New Orleans Saints – Gli affari dopo il draft

Potremmo parlare a lungo – e non escludo lo faremo – dell’aggressività con cui New Orleans sacrifica anno dopo anno scelte al draft per mettere le mani sui giocatori che il front office ritiene essere perfetti per il loro gioco, ma il prezzo pagato per strappare alla concorrenza Olave e Penning è semplicemente troppo alto – al momento – per farmi sentire a mio agio a elogiare il loro operato.

Ciò che maggiormente mi ha convinto della loro offseason è rappresentato da un paio d’acquisizioni post-draft, nel caso specifico quelle dei veterani Jarvis Landry e Tyrann Mathieu.
È palese che il front office sia convinto che questa versione dei Saints – soprattutto nel contesto apocalittico di questa NFC – non sia poi così distante dalla possibilità di competere seriamente e, in tal senso, aggiungere al roster due giocatori esperti, affidabili e dalla produzione sicura come Landry e Mathieu non può che conferire stabilità a una squadra il cui destino dipenderà dall’imprevedibilità di Jameis Winston.

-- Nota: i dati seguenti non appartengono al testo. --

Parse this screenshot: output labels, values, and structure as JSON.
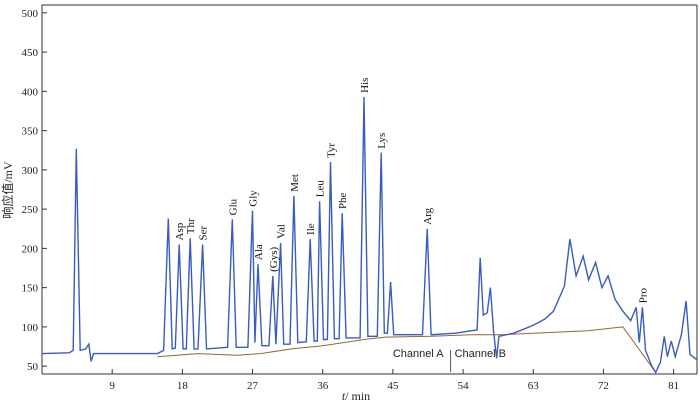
{
  "chart_data": {
    "type": "line",
    "xlabel_italic": "t",
    "xlabel_rest": "/ min",
    "ylabel": "响应值/mV",
    "xlim": [
      0,
      84
    ],
    "ylim": [
      40,
      510
    ],
    "xticks": [
      9,
      18,
      27,
      36,
      45,
      54,
      63,
      72,
      81
    ],
    "yticks": [
      50,
      100,
      150,
      200,
      250,
      300,
      350,
      400,
      450,
      500
    ],
    "grid": false,
    "colors": {
      "signal": "#3a5bbf",
      "baseline": "#8a6a3a",
      "axis": "#333333"
    },
    "channel_marker": {
      "x": 52.4,
      "labels": [
        "Channel A",
        "Channel B"
      ]
    },
    "peaks": [
      {
        "label": "Asp",
        "x": 17.6,
        "height": 205
      },
      {
        "label": "Thr",
        "x": 19.0,
        "height": 213
      },
      {
        "label": "Ser",
        "x": 20.6,
        "height": 205
      },
      {
        "label": "Glu",
        "x": 24.4,
        "height": 237
      },
      {
        "label": "Gly",
        "x": 27.0,
        "height": 248
      },
      {
        "label": "Ala",
        "x": 27.7,
        "height": 180
      },
      {
        "label": "(Gys)",
        "x": 29.6,
        "height": 165
      },
      {
        "label": "Val",
        "x": 30.6,
        "height": 207
      },
      {
        "label": "Met",
        "x": 32.3,
        "height": 267
      },
      {
        "label": "Ile",
        "x": 34.4,
        "height": 212
      },
      {
        "label": "Leu",
        "x": 35.6,
        "height": 260
      },
      {
        "label": "Tyr",
        "x": 37.0,
        "height": 310
      },
      {
        "label": "Phe",
        "x": 38.5,
        "height": 245
      },
      {
        "label": "His",
        "x": 41.3,
        "height": 393
      },
      {
        "label": "Lys",
        "x": 43.5,
        "height": 322
      },
      {
        "label": "Arg",
        "x": 49.4,
        "height": 225
      },
      {
        "label": "Pro",
        "x": 77.0,
        "height": 125
      }
    ],
    "unlabeled_peaks": [
      {
        "x": 4.4,
        "height": 327
      },
      {
        "x": 16.2,
        "height": 238
      },
      {
        "x": 44.7,
        "height": 157
      },
      {
        "x": 56.2,
        "height": 188
      },
      {
        "x": 67.7,
        "height": 212
      },
      {
        "x": 69.4,
        "height": 190
      },
      {
        "x": 71.0,
        "height": 182
      },
      {
        "x": 72.6,
        "height": 165
      },
      {
        "x": 76.2,
        "height": 125
      },
      {
        "x": 82.6,
        "height": 133
      }
    ],
    "trace": [
      [
        0,
        66
      ],
      [
        3.5,
        67
      ],
      [
        4.0,
        70
      ],
      [
        4.4,
        327
      ],
      [
        4.9,
        70
      ],
      [
        5.6,
        72
      ],
      [
        6.0,
        78
      ],
      [
        6.3,
        56
      ],
      [
        6.6,
        66
      ],
      [
        9,
        66
      ],
      [
        14.8,
        66
      ],
      [
        15.6,
        70
      ],
      [
        16.2,
        238
      ],
      [
        16.7,
        72
      ],
      [
        17.1,
        73
      ],
      [
        17.6,
        205
      ],
      [
        18.1,
        72
      ],
      [
        18.5,
        72
      ],
      [
        19.0,
        213
      ],
      [
        19.5,
        72
      ],
      [
        20.0,
        72
      ],
      [
        20.6,
        205
      ],
      [
        21.1,
        72
      ],
      [
        23.8,
        74
      ],
      [
        24.4,
        237
      ],
      [
        24.9,
        74
      ],
      [
        26.4,
        74
      ],
      [
        27.0,
        248
      ],
      [
        27.3,
        80
      ],
      [
        27.7,
        180
      ],
      [
        28.2,
        76
      ],
      [
        29.1,
        76
      ],
      [
        29.6,
        165
      ],
      [
        30.0,
        78
      ],
      [
        30.6,
        207
      ],
      [
        31.0,
        78
      ],
      [
        31.8,
        78
      ],
      [
        32.3,
        267
      ],
      [
        32.8,
        80
      ],
      [
        33.9,
        81
      ],
      [
        34.4,
        212
      ],
      [
        34.9,
        82
      ],
      [
        35.3,
        82
      ],
      [
        35.6,
        260
      ],
      [
        36.1,
        84
      ],
      [
        36.6,
        84
      ],
      [
        37.0,
        310
      ],
      [
        37.5,
        85
      ],
      [
        38.1,
        85
      ],
      [
        38.5,
        245
      ],
      [
        39.0,
        86
      ],
      [
        40.8,
        86
      ],
      [
        41.3,
        393
      ],
      [
        41.8,
        88
      ],
      [
        43.0,
        88
      ],
      [
        43.5,
        322
      ],
      [
        43.9,
        92
      ],
      [
        44.3,
        92
      ],
      [
        44.7,
        157
      ],
      [
        45.1,
        90
      ],
      [
        48.8,
        90
      ],
      [
        49.4,
        225
      ],
      [
        49.9,
        90
      ],
      [
        53.0,
        92
      ],
      [
        55.0,
        95
      ],
      [
        55.8,
        96
      ],
      [
        56.2,
        188
      ],
      [
        56.6,
        115
      ],
      [
        57.1,
        118
      ],
      [
        57.5,
        150
      ],
      [
        57.9,
        95
      ],
      [
        58.3,
        60
      ],
      [
        58.6,
        88
      ],
      [
        60.5,
        92
      ],
      [
        63.0,
        102
      ],
      [
        64.5,
        110
      ],
      [
        65.6,
        120
      ],
      [
        67.0,
        152
      ],
      [
        67.7,
        212
      ],
      [
        68.5,
        165
      ],
      [
        69.4,
        190
      ],
      [
        70.1,
        160
      ],
      [
        71.0,
        182
      ],
      [
        71.8,
        150
      ],
      [
        72.6,
        165
      ],
      [
        73.5,
        135
      ],
      [
        74.5,
        120
      ],
      [
        75.5,
        108
      ],
      [
        76.2,
        125
      ],
      [
        76.6,
        80
      ],
      [
        77.0,
        125
      ],
      [
        77.4,
        70
      ],
      [
        78.2,
        50
      ],
      [
        78.7,
        42
      ],
      [
        79.3,
        55
      ],
      [
        79.8,
        88
      ],
      [
        80.2,
        62
      ],
      [
        80.7,
        82
      ],
      [
        81.2,
        62
      ],
      [
        82.0,
        90
      ],
      [
        82.6,
        133
      ],
      [
        83.1,
        65
      ],
      [
        84,
        58
      ]
    ],
    "baseline": [
      [
        14.8,
        62
      ],
      [
        20,
        66
      ],
      [
        25,
        64
      ],
      [
        28,
        66
      ],
      [
        32,
        72
      ],
      [
        36,
        76
      ],
      [
        41.3,
        84
      ],
      [
        44,
        87
      ],
      [
        50,
        88
      ],
      [
        55,
        90
      ],
      [
        59,
        90
      ],
      [
        63,
        92
      ],
      [
        70,
        95
      ],
      [
        74.5,
        100
      ],
      [
        78.7,
        42
      ]
    ]
  }
}
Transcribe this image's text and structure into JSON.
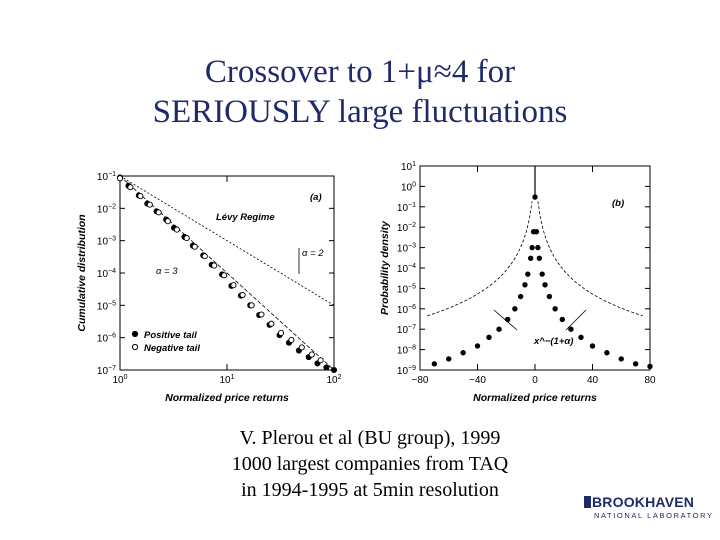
{
  "slide": {
    "title_line1": "Crossover to 1+μ≈4 for",
    "title_line2": "SERIOUSLY large fluctuations",
    "caption_line1": "V. Plerou et al (BU group), 1999",
    "caption_line2": "1000 largest companies from TAQ",
    "caption_line3": "in 1994-1995 at 5min resolution",
    "logo_main": "BROOKHAVEN",
    "logo_sub": "NATIONAL LABORATORY"
  },
  "chart_data": [
    {
      "type": "scatter",
      "panel_label": "(a)",
      "xlabel": "Normalized price returns",
      "ylabel": "Cumulative distribution",
      "x_scale": "log",
      "y_scale": "log",
      "xlim": [
        1,
        100
      ],
      "ylim": [
        1e-07,
        0.1
      ],
      "x_ticks": [
        {
          "value": 1,
          "base": "10",
          "exp": "0"
        },
        {
          "value": 10,
          "base": "10",
          "exp": "1"
        },
        {
          "value": 100,
          "base": "10",
          "exp": "2"
        }
      ],
      "y_ticks": [
        {
          "value": 0.1,
          "base": "10",
          "exp": "−1"
        },
        {
          "value": 0.01,
          "base": "10",
          "exp": "−2"
        },
        {
          "value": 0.001,
          "base": "10",
          "exp": "−3"
        },
        {
          "value": 0.0001,
          "base": "10",
          "exp": "−4"
        },
        {
          "value": 1e-05,
          "base": "10",
          "exp": "−5"
        },
        {
          "value": 1e-06,
          "base": "10",
          "exp": "−6"
        },
        {
          "value": 1e-07,
          "base": "10",
          "exp": "−7"
        }
      ],
      "annotations": {
        "levy": "Lévy Regime",
        "alpha2": "α = 2",
        "alpha3": "α = 3"
      },
      "legend": {
        "placement": "bottom-left",
        "entries": [
          "Positive tail",
          "Negative tail"
        ]
      },
      "series": [
        {
          "name": "Positive tail",
          "marker": "filled-circle",
          "x": [
            1.0,
            1.2,
            1.5,
            1.8,
            2.2,
            2.7,
            3.2,
            4.0,
            4.8,
            6.0,
            7.2,
            9.0,
            11,
            13.5,
            16.5,
            20,
            25,
            31,
            38,
            47,
            58,
            70,
            85,
            100
          ],
          "y": [
            0.09,
            0.05,
            0.025,
            0.014,
            0.008,
            0.0045,
            0.0025,
            0.0013,
            0.0007,
            0.00035,
            0.00018,
            9e-05,
            4e-05,
            2e-05,
            1e-05,
            5e-06,
            2.5e-06,
            1.2e-06,
            7e-07,
            4e-07,
            2.5e-07,
            1.6e-07,
            1.2e-07,
            1e-07
          ]
        },
        {
          "name": "Negative tail",
          "marker": "open-circle",
          "x": [
            1.0,
            1.25,
            1.55,
            1.9,
            2.3,
            2.8,
            3.4,
            4.2,
            5.0,
            6.2,
            7.6,
            9.4,
            11.5,
            14,
            17,
            21,
            26,
            32,
            40,
            50,
            62,
            75
          ],
          "y": [
            0.085,
            0.045,
            0.024,
            0.013,
            0.0075,
            0.004,
            0.0022,
            0.0012,
            0.00065,
            0.00033,
            0.00017,
            8.5e-05,
            4.2e-05,
            2.1e-05,
            1e-05,
            5.2e-06,
            2.7e-06,
            1.4e-06,
            8.5e-07,
            5e-07,
            3e-07,
            2e-07
          ]
        }
      ],
      "reference_lines": [
        {
          "label": "α = 2",
          "x": [
            1,
            100
          ],
          "y": [
            0.1,
            1e-05
          ]
        },
        {
          "label": "α = 3",
          "x": [
            1,
            100
          ],
          "y": [
            0.1,
            1e-07
          ]
        }
      ]
    },
    {
      "type": "scatter",
      "panel_label": "(b)",
      "xlabel": "Normalized price returns",
      "ylabel": "Probability density",
      "x_scale": "linear",
      "y_scale": "log",
      "xlim": [
        -80,
        80
      ],
      "ylim": [
        1e-09,
        10
      ],
      "x_ticks": [
        {
          "value": -80,
          "label": "−80"
        },
        {
          "value": -40,
          "label": "−40"
        },
        {
          "value": 0,
          "label": "0"
        },
        {
          "value": 40,
          "label": "40"
        },
        {
          "value": 80,
          "label": "80"
        }
      ],
      "y_ticks": [
        {
          "value": 10,
          "base": "10",
          "exp": "1"
        },
        {
          "value": 1,
          "base": "10",
          "exp": "0"
        },
        {
          "value": 0.1,
          "base": "10",
          "exp": "−1"
        },
        {
          "value": 0.01,
          "base": "10",
          "exp": "−2"
        },
        {
          "value": 0.001,
          "base": "10",
          "exp": "−3"
        },
        {
          "value": 0.0001,
          "base": "10",
          "exp": "−4"
        },
        {
          "value": 1e-05,
          "base": "10",
          "exp": "−5"
        },
        {
          "value": 1e-06,
          "base": "10",
          "exp": "−6"
        },
        {
          "value": 1e-07,
          "base": "10",
          "exp": "−7"
        },
        {
          "value": 1e-08,
          "base": "10",
          "exp": "−8"
        },
        {
          "value": 1e-09,
          "base": "10",
          "exp": "−9"
        }
      ],
      "annotations": {
        "power_law": "x^−(1+α)"
      },
      "series": [
        {
          "marker": "filled-circle",
          "x": [
            -70,
            -60,
            -50,
            -40,
            -32,
            -25,
            -19,
            -14,
            -10,
            -7,
            -5,
            -3,
            -2,
            -1,
            0,
            1,
            2,
            3,
            5,
            7,
            10,
            14,
            19,
            25,
            32,
            40,
            50,
            60,
            70,
            80
          ],
          "y": [
            2e-09,
            3.5e-09,
            7e-09,
            1.5e-08,
            4e-08,
            1e-07,
            3e-07,
            1e-06,
            4e-06,
            1.5e-05,
            5e-05,
            0.0003,
            0.001,
            0.006,
            0.3,
            0.006,
            0.001,
            0.0003,
            5e-05,
            1.5e-05,
            4e-06,
            1e-06,
            3e-07,
            1e-07,
            4e-08,
            1.5e-08,
            7e-09,
            3.5e-09,
            2e-09,
            1.5e-09
          ]
        }
      ]
    }
  ]
}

Tampa Bay Buccaneers – Non aver preso decisioni impulsive immediatamente dopo l’annuncio di Brady

Tampa Bay sta vivendo da più di due anni la stessa identica offseason nella quale i desideri economici individuali lasciano spazio a una consapevole e intelligente abnegazione: contratti meno sostanziosi di quanto dovrebbero essere garantiscono sistematicamente al front office la possibilità di allestire una vera e propria corazzata a suon di ingaggi più che ragionevoli.
Tuttavia non è stata sicuramente questa la loro miglior mossa.

Con la pazienza di gente che sembra aver capito piuttosto velocemente che tipo di persona sia Tom Brady, la dirigenza dei Buccaneers non ha battuto ciglio e invece che aprire quanto prima i cantieri per ricostruire, ha pazientato continuando a tentare di convincere i propri free agent a prolungare la propria permanenza in Florida.
In quaranta giorni i Bucs sono passati dall’essere una franchigia potenzialmente priva – di nuovo – di direzione ad automatica favorita per la NFC e questa, cari lettori e care lettrici, è diretta conseguenza della loro encomiabile calma.